Saving the World with Magic Bacteria
– December 10, 2012
The natural microbial community in the water column and on the sea floor of the northern Gulf of Mexico (GOM) surprised the watching world in the aftermath of the Deepwater Horizon Oil Spill (DHOS) by quickly working to help mitigate the effects of the oil. These “magic bacteria,” as some in the media dubbed them, played a pivotal role in processing the hydrocarbons released into the environment by the surge of oil. Jack Gilbert, Assistant Professor at the University of Chicago and researcher at the Argonne National Laboratory, is looking closely at these tiny organisms in the GoMRI RFP-II project, Creating a Predictive Model of Microbially Mediated Carbon Remediation in the Gulf of Mexico, and researching how these bacterial communities might operate in future spills of this magnitude.
Gilbert explains that the world these microbes inhabit is every bit as complex as our own, likening it to a city where everyone has a job to do to make society function seamlessly:
There are so-called ‘magic’ bacteria in there that eat the oil—that’s true. There are also bacteria that eat the waste that’s thrown out by the bacteria that eat the oil. There are bacteria that provide food for the others, and then bacteria that provide food to those bacteria, and so forth. We have to try to dismantle this complexity and make sense of it so we can predict these processes. Jack Gilbert, University of Chicago
Working with National Science Foundation funding in the immediate aftermath of the DHOS, Andreas Teske of the University of North Carolina at Chapel Hill was in the area within a week of the explosion and continued the taking samples for months. Gilbert and Teske, coordinating with the Department of Energy’s Joint Genome Institute, then extracted the DNA and other genetic material from the bacteria samples in an effort to catalog the various species and understand the “job” of each in the complex society beneath the waves.
With the majority of the genetic sequencing completed, the pair, in collaboration with Nicole Scott at University of Chicago, will now begin inputting data into a model to predict the behavior of these bacteria under specific conditions. Gilbert goes back to the metaphor of the city to explain the goal. Just as a drastic changes in weather might change peoples’ jobs in a city—a huge reduction in snowfall in Chicago, for example, might put anyone who works clearing roads out of work—changes in conditions in the GOM might alter the way the bacteria are able to process oil. Gilbert, Scott and Teske’s model will ascertain how temperature changes and other factors could impact these natural processes as they currently operate so that if another oil spill occurs, scientists will be able to correctly estimate the amount of mitigation the bacteria will perform under their current climate conditions and plan accordingly.
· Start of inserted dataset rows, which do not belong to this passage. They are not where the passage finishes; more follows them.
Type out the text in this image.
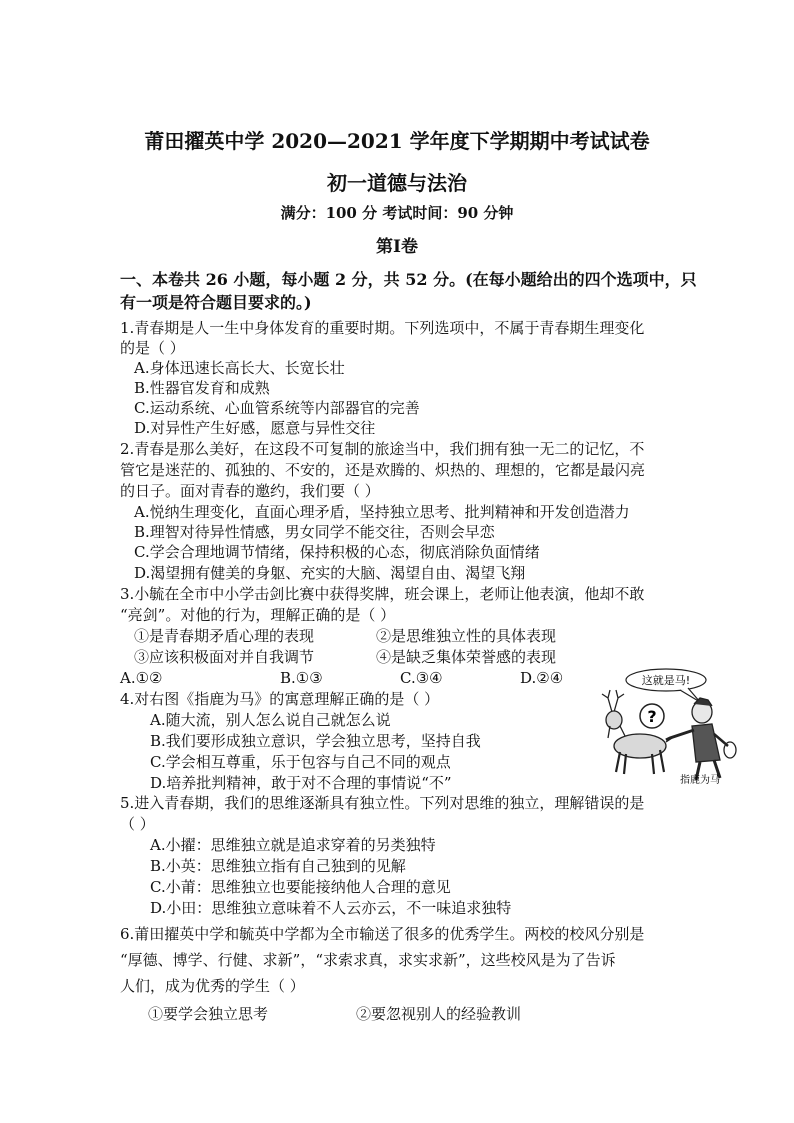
莆田擢英中学 2020—2021 学年度下学期期中考试试卷
初一道德与法治
满分：100 分 考试时间：90 分钟
第Ⅰ卷
一、本卷共 26 小题，每小题 2 分，共 52 分。(在每小题给出的四个选项中，只
有一项是符合题目要求的。)
1.青春期是人一生中身体发育的重要时期。下列选项中，不属于青春期生理变化
的是（ ）
A.身体迅速长高长大、长宽长壮
B.性器官发育和成熟
C.运动系统、心血管系统等内部器官的完善
D.对异性产生好感，愿意与异性交往
2.青春是那么美好，在这段不可复制的旅途当中，我们拥有独一无二的记忆，不
管它是迷茫的、孤独的、不安的，还是欢腾的、炽热的、理想的，它都是最闪亮
的日子。面对青春的邀约，我们要（ ）
A.悦纳生理变化，直面心理矛盾，坚持独立思考、批判精神和开发创造潜力
B.理智对待异性情感，男女同学不能交往，否则会早恋
C.学会合理地调节情绪，保持积极的心态，彻底消除负面情绪
D.渴望拥有健美的身躯、充实的大脑、渴望自由、渴望飞翔
3.小毓在全市中小学击剑比赛中获得奖牌，班会课上，老师让他表演，他却不敢
“亮剑”。对他的行为，理解正确的是（ ）
①是青春期矛盾心理的表现	②是思维独立性的具体表现
③应该积极面对并自我调节	④是缺乏集体荣誉感的表现
A.①②	B.①③	C.③④	D.②④
4.对右图《指鹿为马》的寓意理解正确的是（ ）
A.随大流，别人怎么说自己就怎么说
B.我们要形成独立意识，学会独立思考，坚持自我
C.学会相互尊重，乐于包容与自己不同的观点
D.培养批判精神，敢于对不合理的事情说“不”
这就是马!
?
指鹿为马
5.进入青春期，我们的思维逐渐具有独立性。下列对思维的独立，理解错误的是
（ ）
A.小擢：思维独立就是追求穿着的另类独特
B.小英：思维独立指有自己独到的见解
C.小莆：思维独立也要能接纳他人合理的意见
D.小田：思维独立意味着不人云亦云，不一味追求独特
6.莆田擢英中学和毓英中学都为全市输送了很多的优秀学生。两校的校风分别是
“厚德、博学、行健、求新”，“求索求真，求实求新”，这些校风是为了告诉
人们，成为优秀的学生（ ）
①要学会独立思考	②要忽视别人的经验教训
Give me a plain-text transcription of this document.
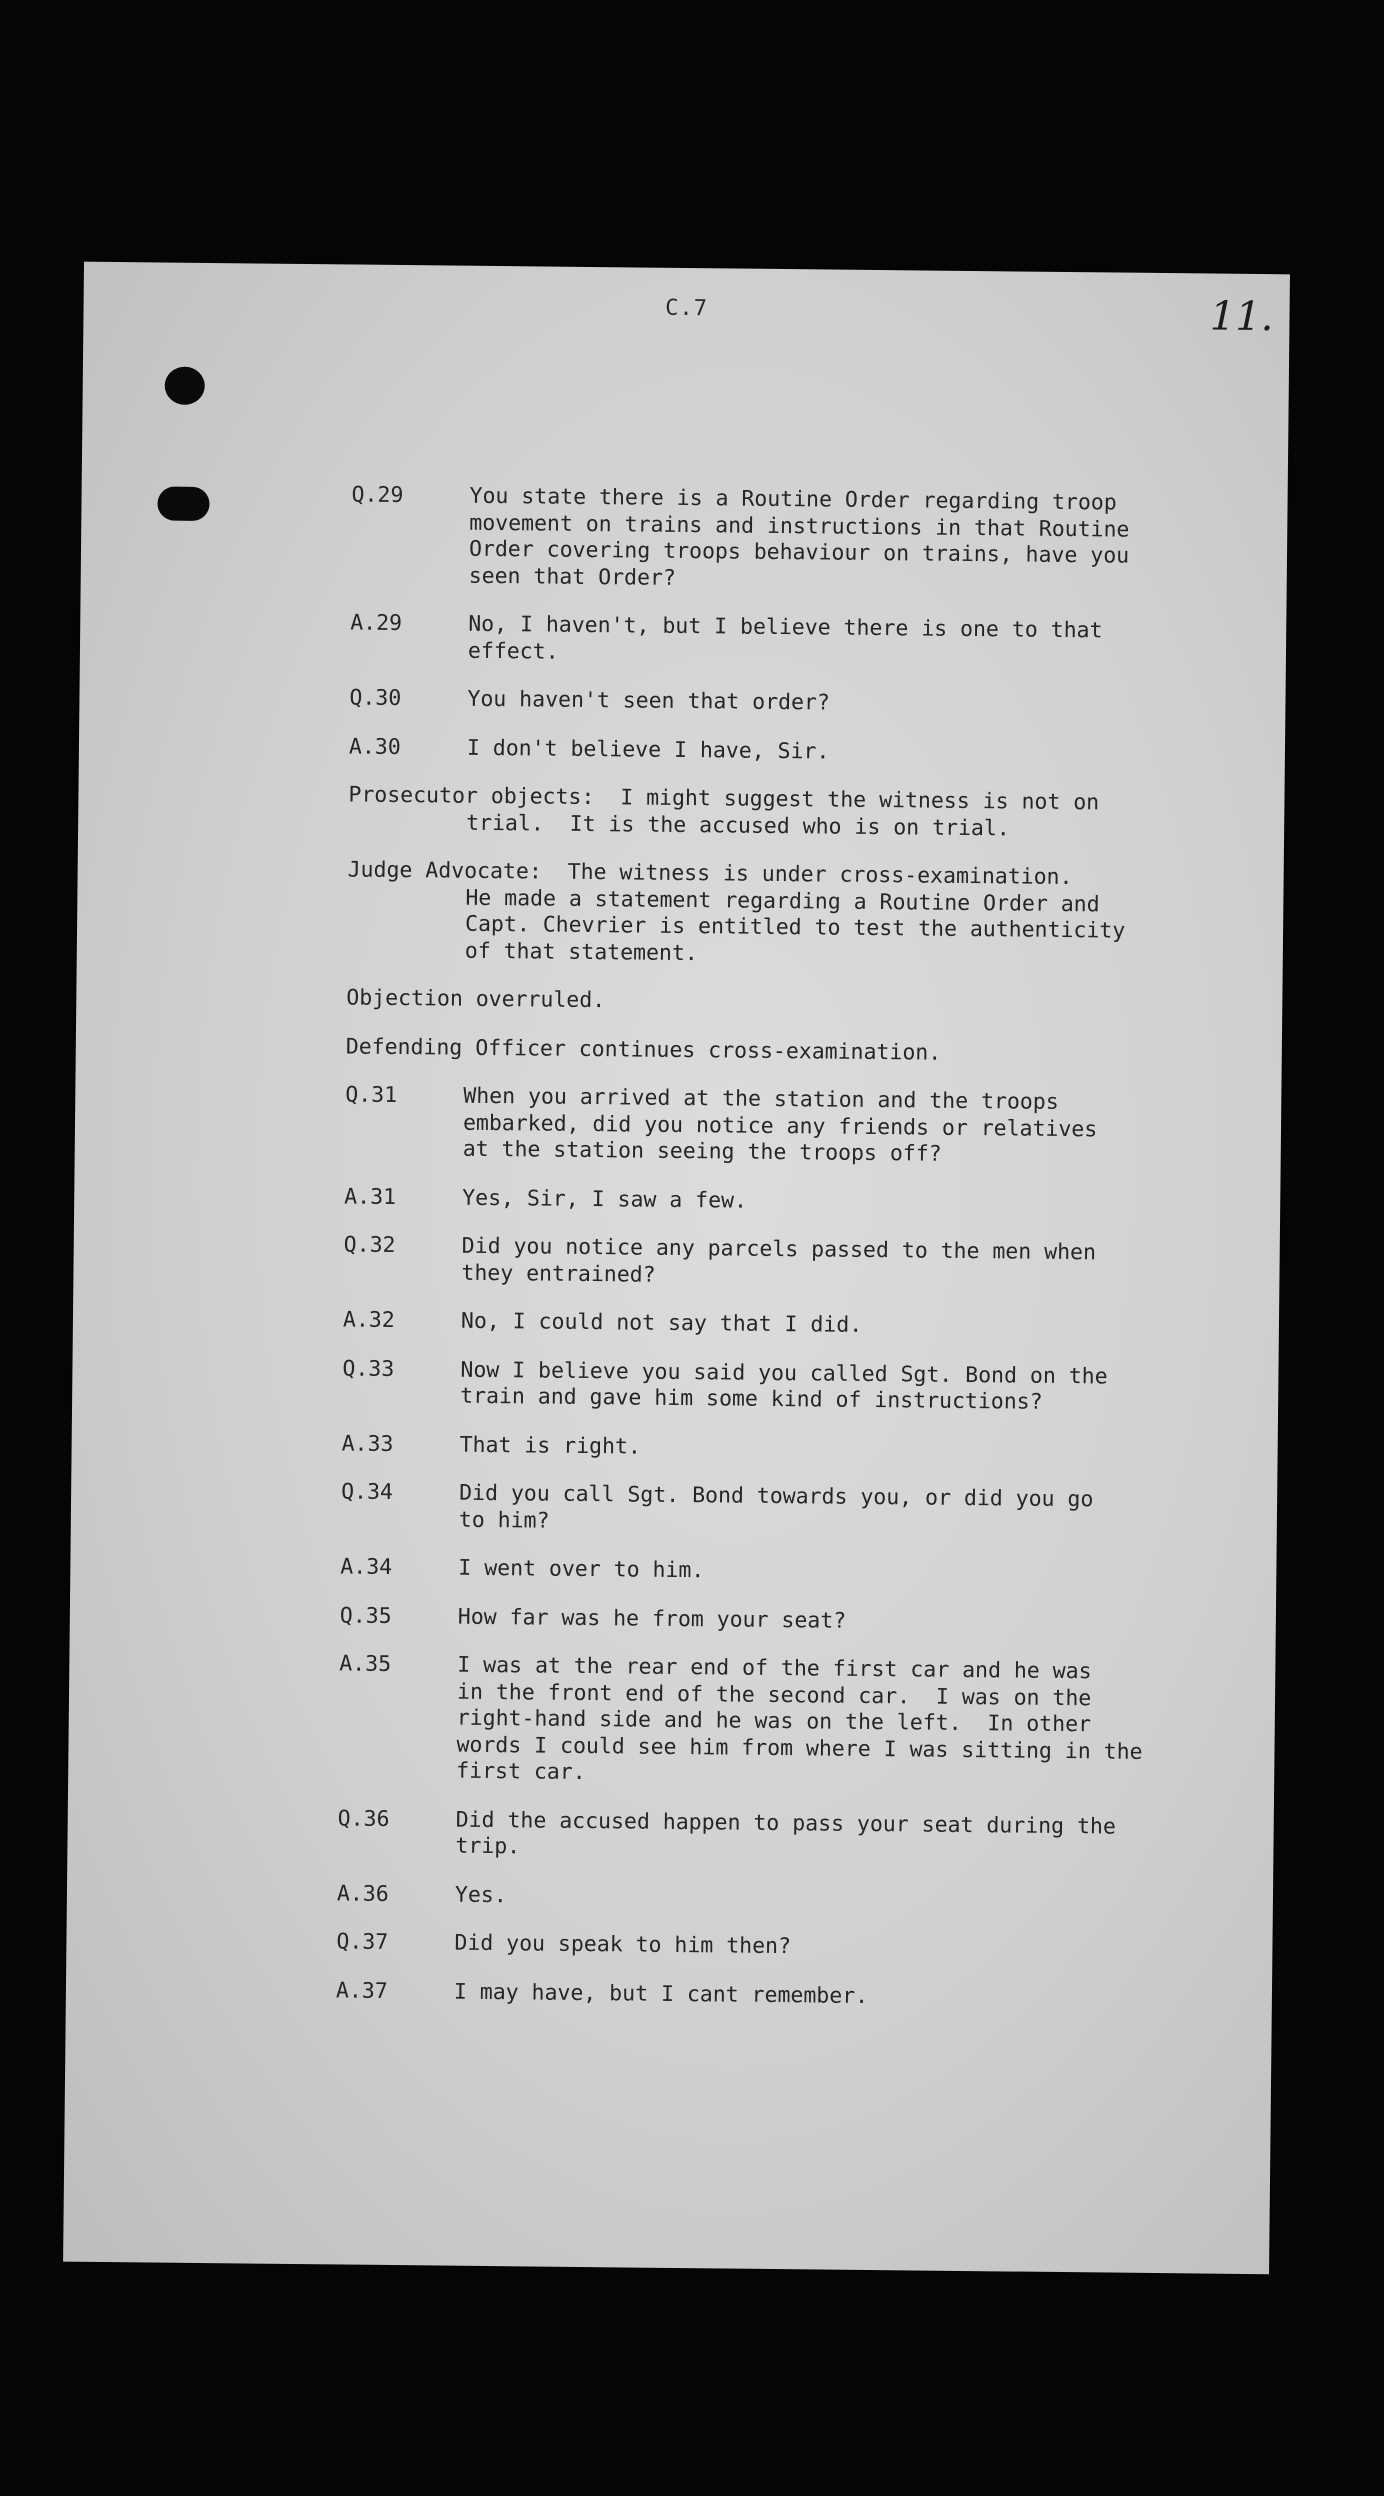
C.7	11.
Q.29	You state there is a Routine Order regarding troop
movement on trains and instructions in that Routine
Order covering troops behaviour on trains, have you
seen that Order?
A.29	No, I haven't, but I believe there is one to that
effect.
Q.30	You haven't seen that order?
A.30	I don't believe I have, Sir.
Prosecutor objects:  I might suggest the witness is not on
trial.  It is the accused who is on trial.
Judge Advocate:  The witness is under cross-examination.
He made a statement regarding a Routine Order and
Capt. Chevrier is entitled to test the authenticity
of that statement.
Objection overruled.
Defending Officer continues cross-examination.
Q.31	When you arrived at the station and the troops
embarked, did you notice any friends or relatives
at the station seeing the troops off?
A.31	Yes, Sir, I saw a few.
Q.32	Did you notice any parcels passed to the men when
they entrained?
A.32	No, I could not say that I did.
Q.33	Now I believe you said you called Sgt. Bond on the
train and gave him some kind of instructions?
A.33	That is right.
Q.34	Did you call Sgt. Bond towards you, or did you go
to him?
A.34	I went over to him.
Q.35	How far was he from your seat?
A.35	I was at the rear end of the first car and he was
in the front end of the second car.  I was on the
right-hand side and he was on the left.  In other
words I could see him from where I was sitting in the
first car.
Q.36	Did the accused happen to pass your seat during the
trip.
A.36	Yes.
Q.37	Did you speak to him then?
A.37	I may have, but I cant remember.
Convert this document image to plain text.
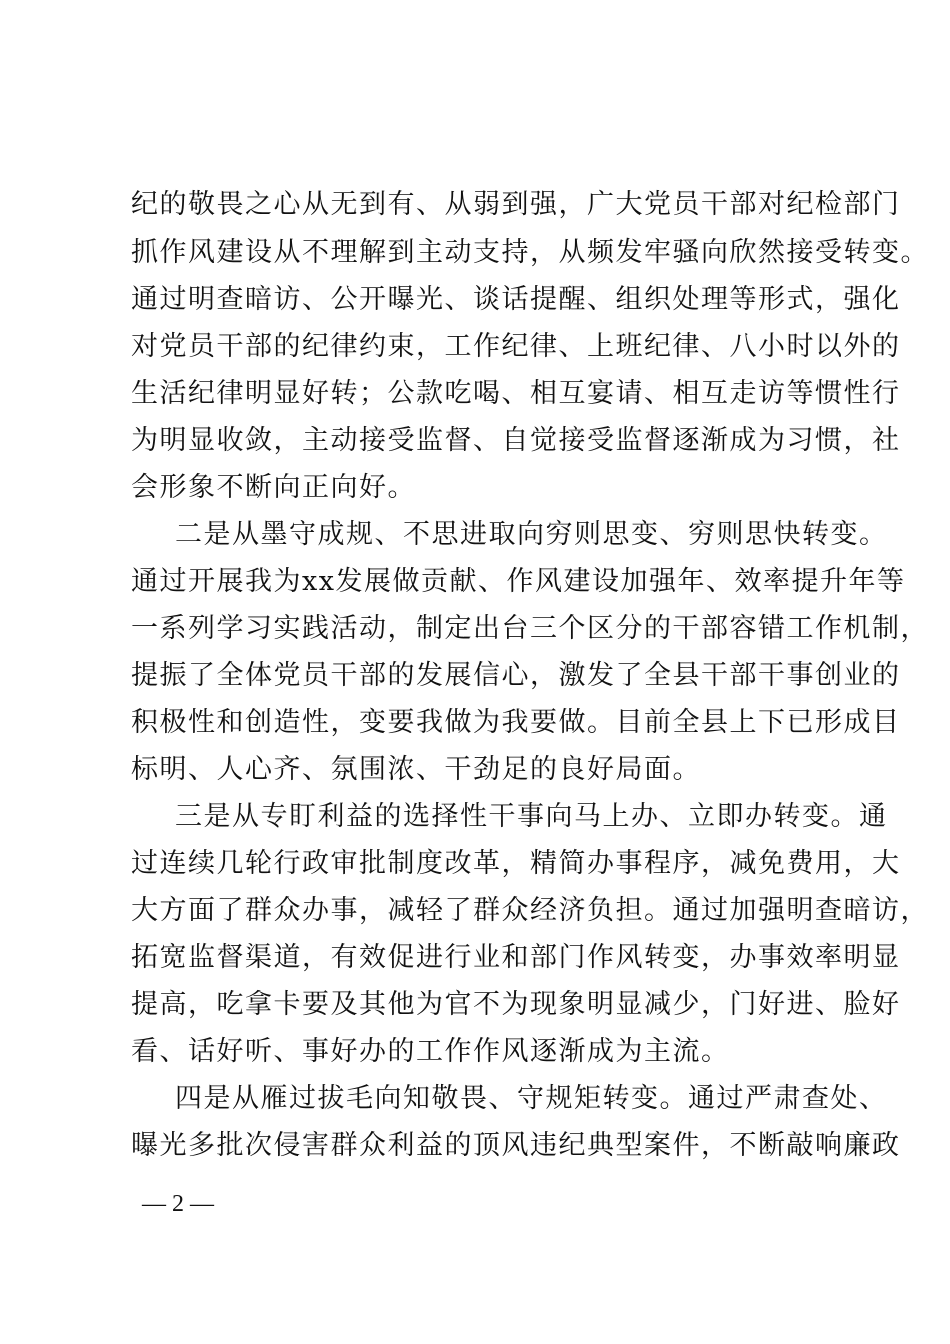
纪的敬畏之心从无到有、从弱到强，广大党员干部对纪检部门
抓作风建设从不理解到主动支持，从频发牢骚向欣然接受转变。
通过明查暗访、公开曝光、谈话提醒、组织处理等形式，强化
对党员干部的纪律约束，工作纪律、上班纪律、八小时以外的
生活纪律明显好转；公款吃喝、相互宴请、相互走访等惯性行
为明显收敛，主动接受监督、自觉接受监督逐渐成为习惯，社
会形象不断向正向好。
二是从墨守成规、不思进取向穷则思变、穷则思快转变。
通过开展我为xx发展做贡献、作风建设加强年、效率提升年等
一系列学习实践活动，制定出台三个区分的干部容错工作机制，
提振了全体党员干部的发展信心，激发了全县干部干事创业的
积极性和创造性，变要我做为我要做。目前全县上下已形成目
标明、人心齐、氛围浓、干劲足的良好局面。
三是从专盯利益的选择性干事向马上办、立即办转变。通
过连续几轮行政审批制度改革，精简办事程序，减免费用，大
大方面了群众办事，减轻了群众经济负担。通过加强明查暗访，
拓宽监督渠道，有效促进行业和部门作风转变，办事效率明显
提高，吃拿卡要及其他为官不为现象明显减少，门好进、脸好
看、话好听、事好办的工作作风逐渐成为主流。
四是从雁过拔毛向知敬畏、守规矩转变。通过严肃查处、
曝光多批次侵害群众利益的顶风违纪典型案件，不断敲响廉政
— 2 —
It’s important for our regulators, for our government, for the people who are affected by these oil spills to actually be able to predict how that would happen. If we can use these models and act on these predictions, then they can save billions if not trillions of dollars and completely change the impact of those events upon the public, upon government, and upon private enterprise. Jack Gilbert, University of Chicago
The modeling infrastructure has been designed, now the model needs to be trained to include new data. Once this process is complete, Gilbert, Scott and Teske can populate the models with new environmental conditions that will play into the predictive process and make it as accurate as possible.
Gilbert makes a point that the community that is studying the oil spill—scientists, investigators, policy makers, industrial professionals, and environmentalists—are every bit as complex in their relationships with one another as the environmental system they are all studying. It’s in everyone’s best interest to have a plan in place for future because everyone is negatively impacted when things go badly, so these various professionals work together and provide data that he can use in his model.
Gilbert says laughingly, “That’s what we do—we’re saving the world.” He then adds, “And it’s not just the magic bacteria we’re looking at to do it; it’s all of them. They’re all magic.”
This research is made possible by a grant from The Gulf of Mexico Research Initiative (GoMRI). The GoMRI is a 10-year, $500 million independent research program established by an agreement between BP and the Gulf of Mexico Alliance (GOMA) to study the effects of the Deepwater Horizon incident and the potential associated impact of this and similar incidents on the environment and public health.